As a child trauma specialist, I have spent my entire career addressing child maltreatment, delinquency, violence, and a variety of tragic circumstances which too often envelop a child’s innocent life……extreme poverty, abandonment, neglect, rape and assault, discrimination, war, mental illness, drugs, disease, abuse, and insidious, disenfranchising stereotypes. This is stressful stuff, but my passion and belief that every child deserves a happy (yes, I said happy) childhood leads me to continue to labor in this demanding and difficult professional vineyard.
Recently I got sidetracked. The agency is hosting a fundraiser to serve poor children who come to school in this ever so affluent region without a coat, with dental needs, without food at home, needing eyeglasses to read. The schools throughout the region need more funds to tackle the increasing needs of children in their classrooms. We finalized the marketing materials announcing the event, but somehow, with one press of one computer key, we let the solicitation go to thousands with transposed text. Instead of promoting “extraordinary wines,” we referred to “extraordinary wives.” Appalled, we corrected the mistake and immediately resent the invitation to the same thousands.
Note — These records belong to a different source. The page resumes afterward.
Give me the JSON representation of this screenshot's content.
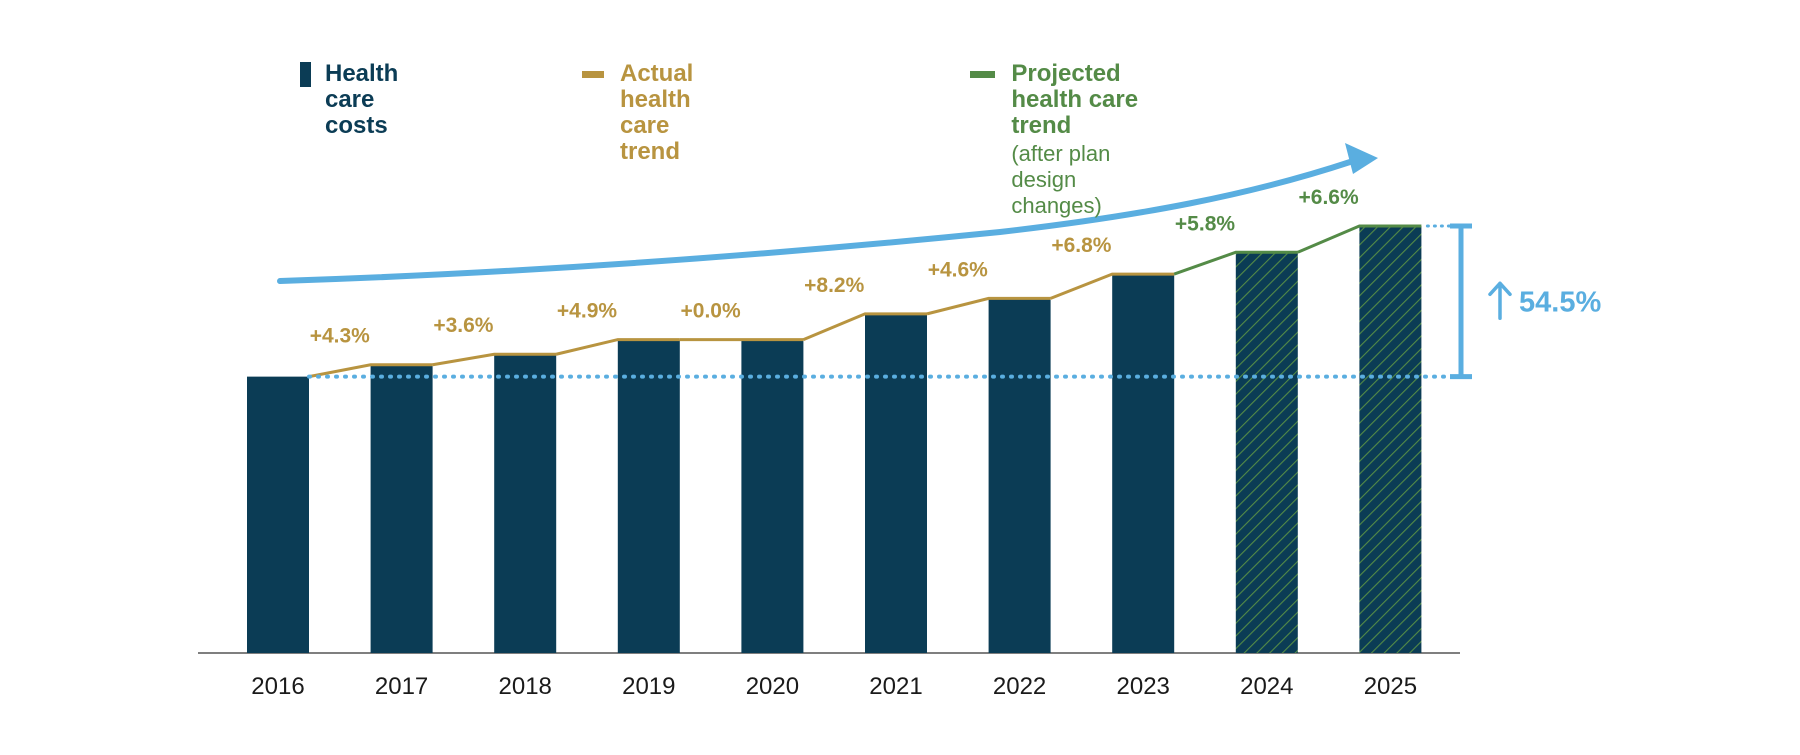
{
  "legend": {
    "costs_label": "Health care costs",
    "actual_label": "Actual health care trend",
    "projected_label": "Projected health care trend",
    "projected_sub": "(after plan design changes)"
  },
  "colors": {
    "bar": "#0b3c55",
    "actual": "#b89440",
    "projected": "#548b47",
    "accent": "#5aaee0",
    "axis": "#555555"
  },
  "increase_label": "54.5%",
  "chart_data": {
    "type": "bar",
    "title": "",
    "xlabel": "",
    "ylabel": "",
    "categories": [
      "2016",
      "2017",
      "2018",
      "2019",
      "2020",
      "2021",
      "2022",
      "2023",
      "2024",
      "2025"
    ],
    "values": [
      100,
      104.3,
      108.1,
      113.4,
      113.4,
      122.7,
      128.3,
      137.1,
      145.0,
      154.5
    ],
    "projected": [
      false,
      false,
      false,
      false,
      false,
      false,
      false,
      false,
      true,
      true
    ],
    "trend_labels": [
      "+4.3%",
      "+3.6%",
      "+4.9%",
      "+0.0%",
      "+8.2%",
      "+4.6%",
      "+6.8%",
      "+5.8%",
      "+6.6%"
    ],
    "trend_types": [
      "actual",
      "actual",
      "actual",
      "actual",
      "actual",
      "actual",
      "actual",
      "projected",
      "projected"
    ],
    "ylim": [
      0,
      160
    ],
    "baseline_value": 100,
    "total_increase": "54.5%"
  }
}
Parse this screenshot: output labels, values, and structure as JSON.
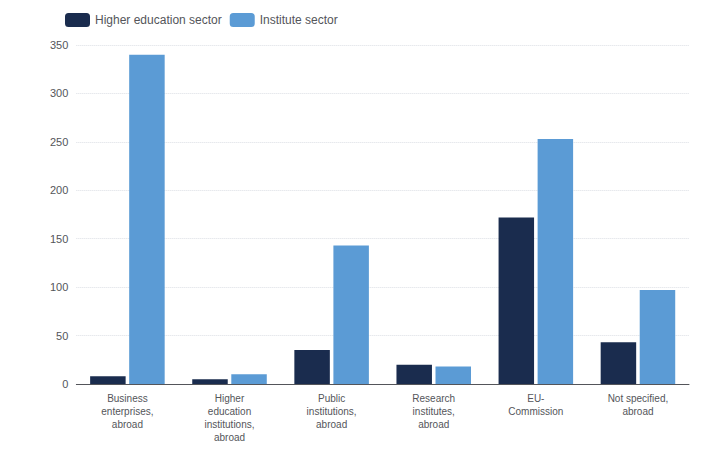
{
  "chart_data": {
    "type": "bar",
    "categories": [
      "Business\nenterprises,\nabroad",
      "Higher\neducation\ninstitutions,\nabroad",
      "Public\ninstitutions,\nabroad",
      "Research\ninstitutes,\nabroad",
      "EU-\nCommission",
      "Not specified,\nabroad"
    ],
    "series": [
      {
        "name": "Higher education sector",
        "color": "#1a2c4e",
        "values": [
          8,
          5,
          35,
          20,
          172,
          43
        ]
      },
      {
        "name": "Institute sector",
        "color": "#5b9bd5",
        "values": [
          340,
          10,
          143,
          18,
          253,
          97
        ]
      }
    ],
    "ylim": [
      0,
      350
    ],
    "yticks": [
      0,
      50,
      100,
      150,
      200,
      250,
      300,
      350
    ],
    "grid": true,
    "legend": "upper left"
  }
}
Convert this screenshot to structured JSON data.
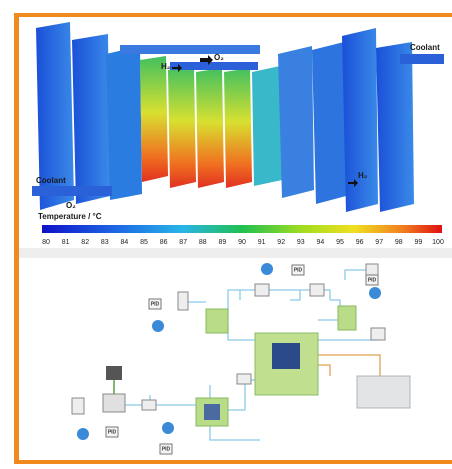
{
  "stack": {
    "coolant_in": "Coolant",
    "coolant_out": "Coolant",
    "o2_out": "O₂",
    "h2_in": "H₂",
    "o2_in": "O₂",
    "h2_out": "H₂"
  },
  "colorbar": {
    "title": "Temperature / °C",
    "ticks": [
      80,
      81,
      82,
      83,
      84,
      85,
      86,
      87,
      88,
      89,
      90,
      91,
      92,
      93,
      94,
      95,
      96,
      97,
      98,
      99,
      100
    ]
  },
  "system": {
    "controllers": [
      "PID",
      "PID",
      "PID",
      "PID",
      "PID"
    ]
  }
}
Talk about stress. Talk about trauma. The irrationalities abound. In my circle, there were those who were simply upset because they wanted to be loved. They wish to please others at nearly all costs. How could they be lovable if others are unhappy about the mistake? There were those who were devastated that this had occurred in the first place. Let’s fix this now and never have it happen again. We must be perfect or we are not lovable. Still others were simply upset about being questioned about their role in not picking up on the typo in the first place. They just shut down.
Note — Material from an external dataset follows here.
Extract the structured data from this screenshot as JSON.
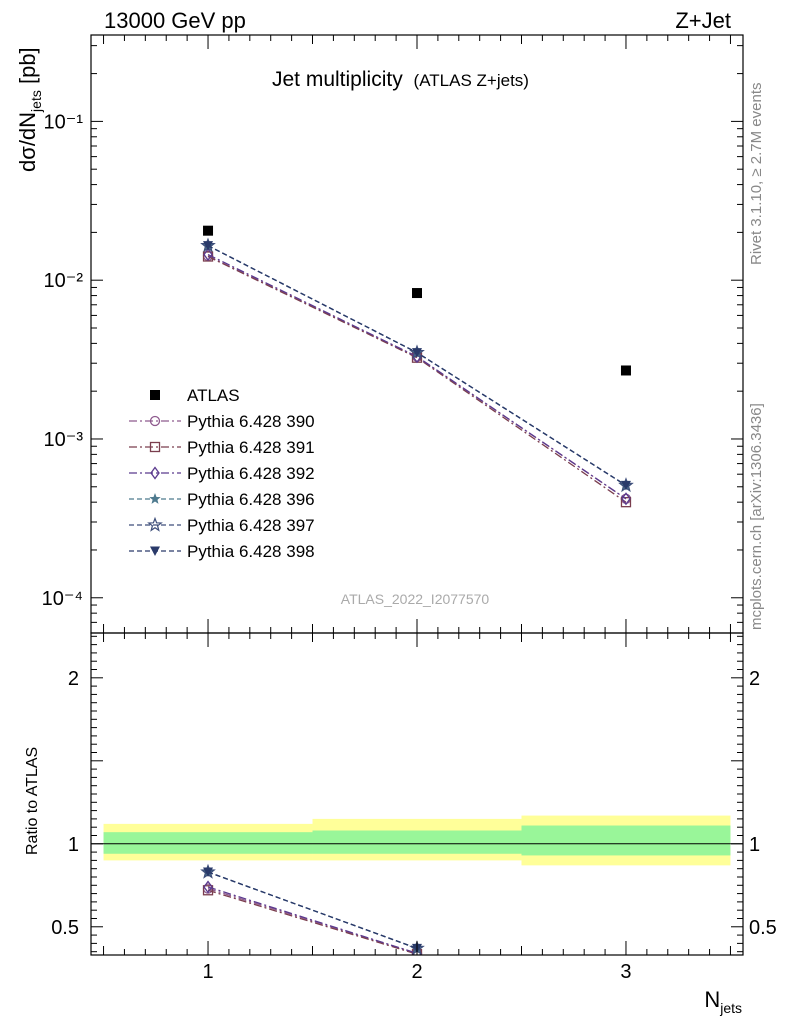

As I think about the terror that seems to surround us all these days, I wonder how many of us do not see what is going on around us because of our priorities. Does a typo really matter? How many adults are so stressed by their daily lives that their children do not want to grow up? In an era of change, chaos, and mass instant communication, all too often we pursue achieving an elusive sense of having control over something. Our eyes focus downward on rapid-fire texts or sideways on mobile phones with their email apps. The private terror that emerged last week as a 28-year-old disturbed mother
disclosed that she had killed her children while “assassinating demons,” or the very public nightmare that occurred this weekend in a well appointed suburban shopping mall, resulting in three dead and a devastated community, should better inform and redirect our preoccupations. What is going on in our society, and not just this week? What needs to change urgently and how long can we all tolerate this?
It is truly time to talk about real stress. To talk about real trauma. The irrationalities abound.